The other leg, the border baby haters, is so obvious I shouldn't have to elaborate. Once you hate kids, there's no stopping you. In the past our Republican governor, Rick Perry, has not been an anti-immigration pied piper, really, but he has been getting closer to it recently in some of his baby-hater talk. Perry believes President Obama has a secret mechanism for controlling the behavior of the children of Central America. Perry borrows on the one hand from state Senator Debbie Riddles' 2010 "terror babies" narrative and on the other from "The Pied Piper of Hamelin," a tale from the Brothers Grimm.
Assuming that people are stupid tends to piss them off and stir them up. Hate to say it, but in this case that's a good thing. The game with Hispanic voters is all about motivation. Nationally, more qualified Hispanic voters do not vote than vote, according to Pew Research. In Texas, Hispanic turnout is way worse than it is nationally -- 39 percent in 2012 in Texas compared with 48 percent nationally for eligible Hispanic voters. While those Hispanics who do vote have been overwhelmingly supportive of President Obama, only 56 percent of qualified Hispanic voters in Texas self-identify as Democrats.
That's wobbly. Sylvia Manzano, a principal at Latino Decisions, an opinion research company, told the Texas Tribune last February that Hispanic voters in Texas could still tilt either way. "It's a matter of come and take it," she said.
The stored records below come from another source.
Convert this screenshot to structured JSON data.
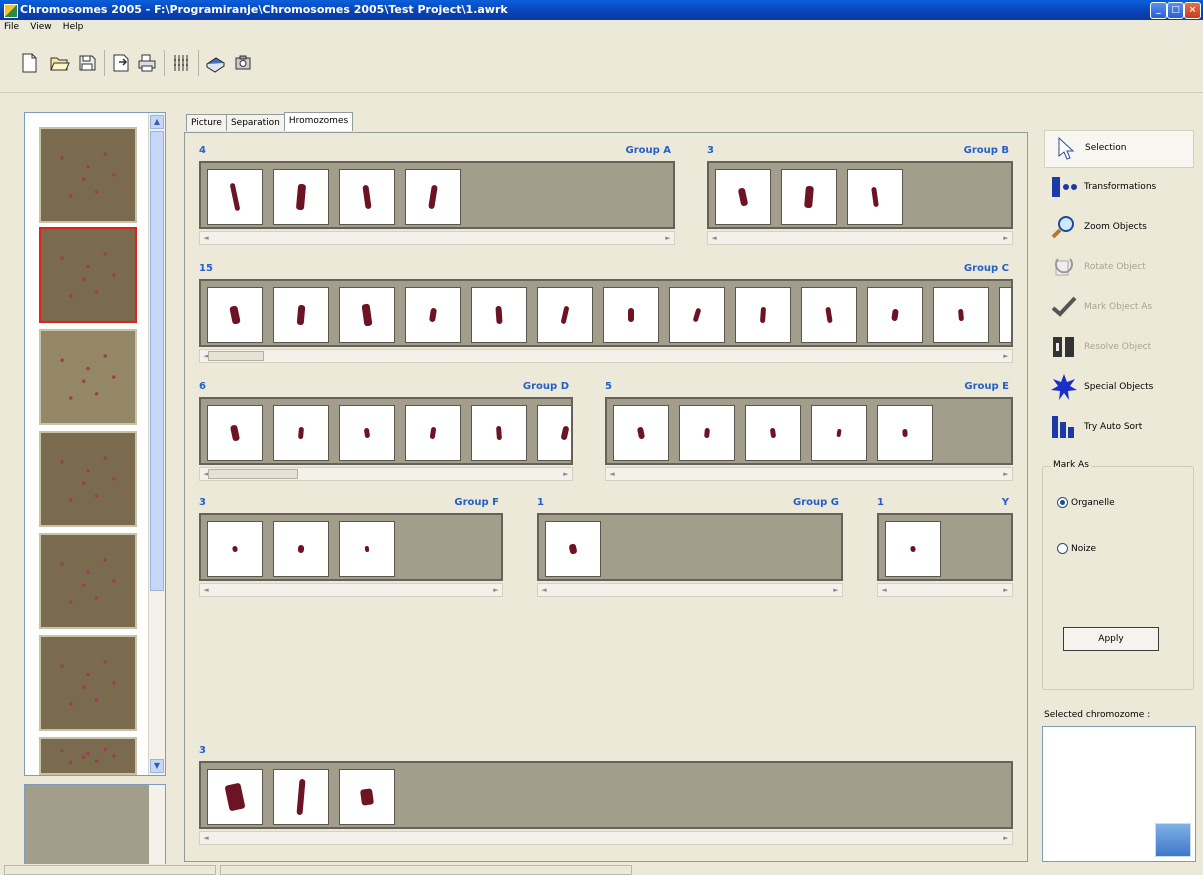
{
  "window": {
    "title": "Chromosomes 2005 - F:\\Programiranje\\Chromosomes 2005\\Test Project\\1.awrk"
  },
  "menu": [
    "File",
    "View",
    "Help"
  ],
  "toolbar": {
    "icons": [
      "new-document-icon",
      "open-folder-icon",
      "save-icon",
      "export-icon",
      "print-icon",
      "karyotype-icon",
      "book-icon",
      "camera-icon"
    ]
  },
  "tabs": [
    {
      "label": "Picture"
    },
    {
      "label": "Separation"
    },
    {
      "label": "Hromozomes"
    }
  ],
  "groups": [
    {
      "count": "4",
      "name": "Group A",
      "cells": 4
    },
    {
      "count": "3",
      "name": "Group B",
      "cells": 3
    },
    {
      "count": "15",
      "name": "Group C",
      "cells": 13
    },
    {
      "count": "6",
      "name": "Group D",
      "cells": 6
    },
    {
      "count": "5",
      "name": "Group E",
      "cells": 5
    },
    {
      "count": "3",
      "name": "Group F",
      "cells": 3
    },
    {
      "count": "1",
      "name": "Group G",
      "cells": 1
    },
    {
      "count": "1",
      "name": "Y",
      "cells": 1
    },
    {
      "count": "3",
      "name": "",
      "cells": 3
    }
  ],
  "tools": [
    {
      "label": "Selection",
      "icon": "cursor-icon",
      "enabled": true
    },
    {
      "label": "Transformations",
      "icon": "transform-icon",
      "enabled": true
    },
    {
      "label": "Zoom Objects",
      "icon": "magnifier-icon",
      "enabled": true
    },
    {
      "label": "Rotate Object",
      "icon": "rotate-icon",
      "enabled": false
    },
    {
      "label": "Mark Object As",
      "icon": "checkmark-icon",
      "enabled": false
    },
    {
      "label": "Resolve Object",
      "icon": "resolve-icon",
      "enabled": false
    },
    {
      "label": "Special Objects",
      "icon": "star-burst-icon",
      "enabled": true
    },
    {
      "label": "Try Auto Sort",
      "icon": "bar-sort-icon",
      "enabled": true
    }
  ],
  "mark_as": {
    "legend": "Mark As",
    "options": [
      {
        "label": "Organelle",
        "selected": true
      },
      {
        "label": "Noize",
        "selected": false
      }
    ],
    "apply_label": "Apply"
  },
  "selected_chromosome_label": "Selected chromozome :",
  "colors": {
    "accent": "#2560c8",
    "chromosome": "#6c1424",
    "selected_thumb_border": "#e2221a"
  }
}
So back to my triangle: 1) Dan ("Illegal Invasion!") Patrick for lieutenant governor; 2) border baby haters; and 3) the San Antonio trial ("Yes, they did too try to keep non-whites from voting"). I think that about tilts it.
This isn't just identity politics. By clearly conveying the underlying racism of the Tea-publican mentality, my iron triangle of elements gives all of us the key to understanding the anti-government radicalism of the far right. This is a generation of white folks who were only too happy to accept almost-free state university tuition, not to mention Medicare, Social Security, prescription subsidies -- oh, the list goes on forever -- back when they thought the country was all about white people. They only turned anarchist when they turned on their TVs and found out the first family was black.
Race is not at the bottom of everything. The exciting news about our state and nation is the number of families, white, black and Latino, who have transcended race for the most part since 1965. Nor is it fair to paint the Republican Party generally as racist. Republicans have as good a history on civil rights as Democrats. George W. Bush was an immigration reformer, not a baby hater.
But race is very much at the bottom of the Tea-publican phenomenon. Watch the comments today. The first thing the Teapers will say is, "What race? Never heard of it." Yeah, sure. Watch that trial. Hope for a good show. We might make it after all.